Republican opposition to Medicaid expansion, a factor in the disappearance of medical facilities in rural areas, is proving a potent political issue for Democrats in states with large rural populations. Last month Democrat Andy Beshear defeated GOP Gov. Matt Bevin in Kentucky and Democrat John Bel Edwards was reelected in Louisiana, largely on this issue. Democrats will campaign on it in swing states -- with rural voters -- that have not expanded Medicaid. Those include Texas, Wisconsin, Georgia, North Carolina, and Florida.

Most candidates in the Democratic primary race have rural agendas that focus mainly on health care, proposing the expansion of tele-health, assistance with transportation to far-away clinics and hospitals, as well as programs to reward and retain medical professionals in rural areas. Jason Grumet, president of the Bipartisan Policy Center, said most of the Democratic candidates' plans have been thoughtful and consistent but that Sen. Amy Klobuchar’s stands out as the most “authentically rural.” He noted that the anti-corporatist approach Sens. Bernie Sanders and Elizabeth Warren are taking with plans to break up Big Ag will resonate with voters experiencing firsthand the death of the family farm.

Former Sen. Joe Donnelly of Indiana said Democrats must show up in person to sell their plans in rural communities. He and fellow former Sen. Heidi Heitkamp of North Dakota, both defeated in red states in 2018, saw the party’s need to focus on this liability as soon as the midterm votes were counted.
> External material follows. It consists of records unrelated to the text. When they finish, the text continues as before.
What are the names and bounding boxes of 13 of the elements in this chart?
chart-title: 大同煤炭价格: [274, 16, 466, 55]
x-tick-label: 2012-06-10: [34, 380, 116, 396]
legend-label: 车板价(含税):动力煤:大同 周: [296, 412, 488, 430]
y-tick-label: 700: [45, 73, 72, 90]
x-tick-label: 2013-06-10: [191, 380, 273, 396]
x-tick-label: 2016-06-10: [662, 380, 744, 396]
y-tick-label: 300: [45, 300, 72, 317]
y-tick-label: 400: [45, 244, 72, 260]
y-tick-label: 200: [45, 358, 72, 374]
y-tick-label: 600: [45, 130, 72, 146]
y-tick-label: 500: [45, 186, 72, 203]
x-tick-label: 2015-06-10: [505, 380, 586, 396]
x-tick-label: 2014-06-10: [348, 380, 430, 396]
With their initiative, One Country, Heitkamp and Donnelly are talking to Democrats about outreach in communities the party has drifted from and, as a result, lost by dramatic margins. One of their main objectives is that candidates must not just have a rural program but need to campaign in places like Altoona and Clarion, Pa., Grand Rapids, Mich., and Fond du Lac, Wis., to talk to voters face to face. Donnelly said they are finding that campaigns and party officials are “appreciative and understanding,” and he is encouraged that most of them are spending much of their time on the ground in Iowa and New Hampshire with farmers and small business owners, whose support will be critical next November.

“So much of this comes down to a saying that has lasted a long time because it's true -- people don’t care how much you know until they know how much you care,” said Donnelly. “If they’re told every day on Fox News that you’re elitist and don’t believe in their values, people will believe that until you show up and tell them that’s not true. If we’re not there on a constant basis telling them we care about faith and family and strong borders, then it's going to be a tough election.”
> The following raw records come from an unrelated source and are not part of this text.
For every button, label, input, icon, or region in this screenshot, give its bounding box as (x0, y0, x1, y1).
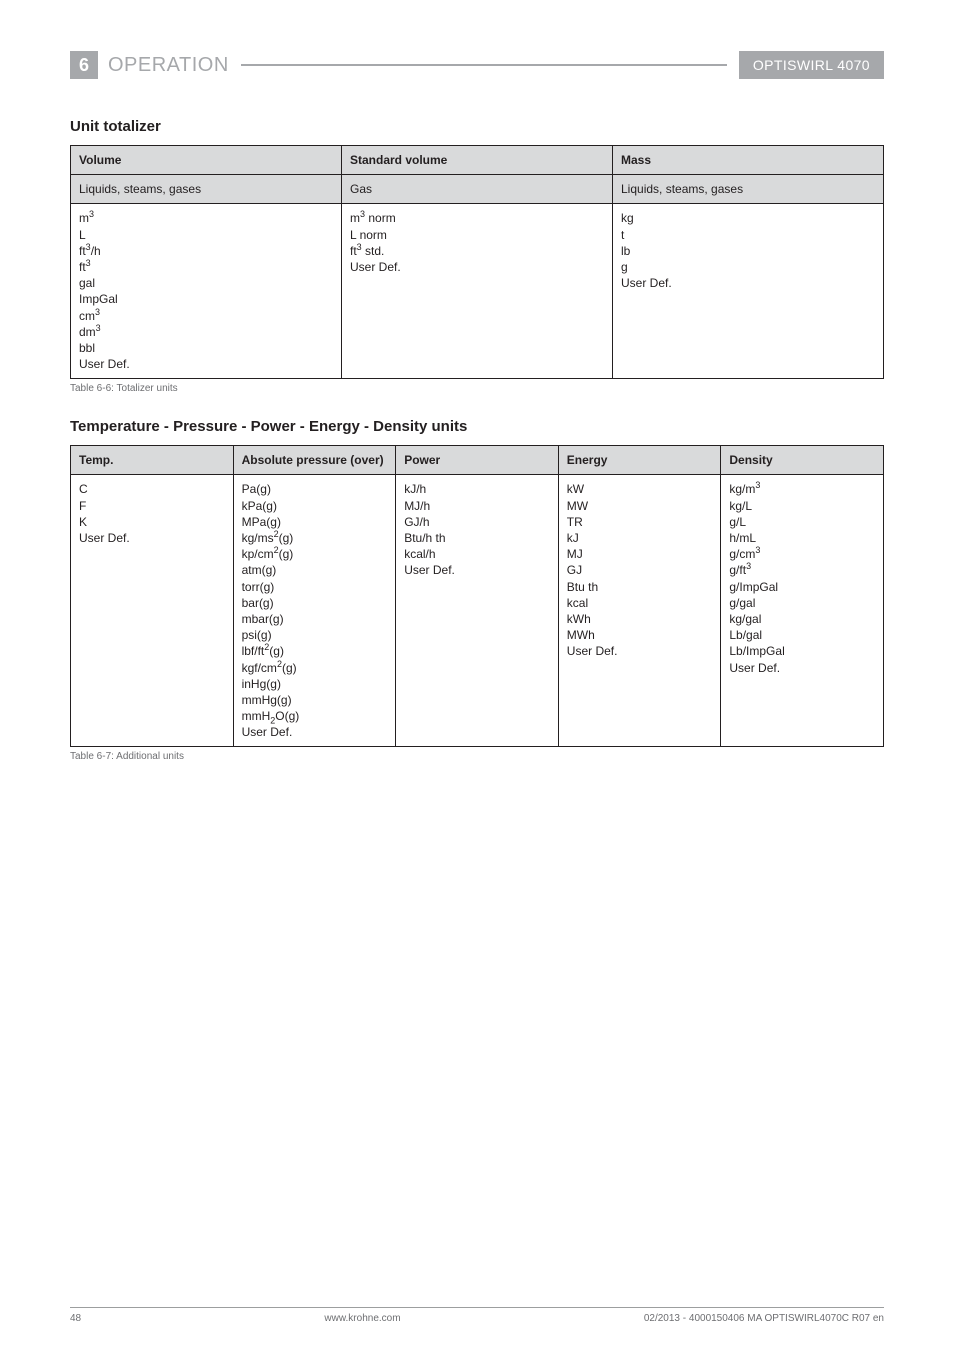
page-number: 48 (70, 1313, 81, 1324)
footer-divider (70, 1307, 884, 1308)
table-header: Standard volume (342, 146, 613, 175)
page-footer: 48 www.krohne.com 02/2013 - 4000150406 M… (70, 1313, 884, 1324)
table-header: Mass (613, 146, 884, 175)
table-subheader: Gas (342, 175, 613, 204)
table-header: Temp. (71, 446, 234, 475)
table-header: Energy (558, 446, 721, 475)
section-heading-additional-units: Temperature - Pressure - Power - Energy … (70, 418, 884, 435)
table-caption: Table 6-7: Additional units (70, 751, 884, 762)
table-subheader: Liquids, steams, gases (613, 175, 884, 204)
table-header: Power (396, 446, 559, 475)
table-header: Absolute pressure (over) (233, 446, 396, 475)
chapter-label: 6 OPERATION (70, 51, 229, 79)
table-header: Volume (71, 146, 342, 175)
chapter-title: OPERATION (108, 54, 229, 77)
table-cell: Pa(g)kPa(g)MPa(g)kg/ms2(g)kp/cm2(g)atm(g… (233, 475, 396, 747)
table-caption: Table 6-6: Totalizer units (70, 383, 884, 394)
totalizer-units-table: Volume Standard volume Mass Liquids, ste… (70, 145, 884, 379)
table-cell: m3Lft3/hft3galImpGalcm3dm3bblUser Def. (71, 204, 342, 379)
table-cell: kWMWTRkJMJGJBtu thkcalkWhMWhUser Def. (558, 475, 721, 747)
additional-units-table: Temp. Absolute pressure (over) Power Ene… (70, 445, 884, 747)
table-cell: kg/m3kg/Lg/Lh/mLg/cm3g/ft3g/ImpGalg/galk… (721, 475, 884, 747)
table-cell: kgtlbgUser Def. (613, 204, 884, 379)
footer-doc-id: 02/2013 - 4000150406 MA OPTISWIRL4070C R… (644, 1313, 884, 1324)
table-cell: kJ/hMJ/hGJ/hBtu/h thkcal/hUser Def. (396, 475, 559, 747)
chapter-number-badge: 6 (70, 51, 98, 79)
page-header: 6 OPERATION OPTISWIRL 4070 (70, 48, 884, 82)
section-heading-unit-totalizer: Unit totalizer (70, 118, 884, 135)
table-cell: CFKUser Def. (71, 475, 234, 747)
table-subheader: Liquids, steams, gases (71, 175, 342, 204)
table-header: Density (721, 446, 884, 475)
table-cell: m3 normL normft3 std.User Def. (342, 204, 613, 379)
footer-site: www.krohne.com (81, 1313, 644, 1324)
product-name-badge: OPTISWIRL 4070 (739, 51, 884, 79)
header-divider (241, 64, 727, 66)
Donnelly also noted that beyond access to health care and broadband, the eventual nominee will have to respect that the center of the electorate supports enforcement of immigration laws and a Hyde Amendment restricting the use of federal funds for abortion. And he had a warning to those in the party seeking to pull it too far to the left: “You win by adding people, not by kicking them off your team.”

Grumet said that beyond policy prescriptions, Democrats will have to work to earn voters’ trust. “The president has very successfully argued to rural voters that he is more like them, which is kind of a shocking accomplishment because he’s not a rural guy; he doesn’t even like Camp David,” he said, adding that the Democratic candidates must continue to confront the perception of elite, progressive condescension that undermined Clinton’s campaign in 2016.

Democrats should start by making the case that GOP policies did not prevent the hollowing out of rural communities and economies, nor has Trump been able to mitigate it. And if Democrats believe in the power of their ideas, they need to go and sell them everywhere. A Democratic nominee who doesn’t will end up like Clinton: on the losing end of a race with Trump.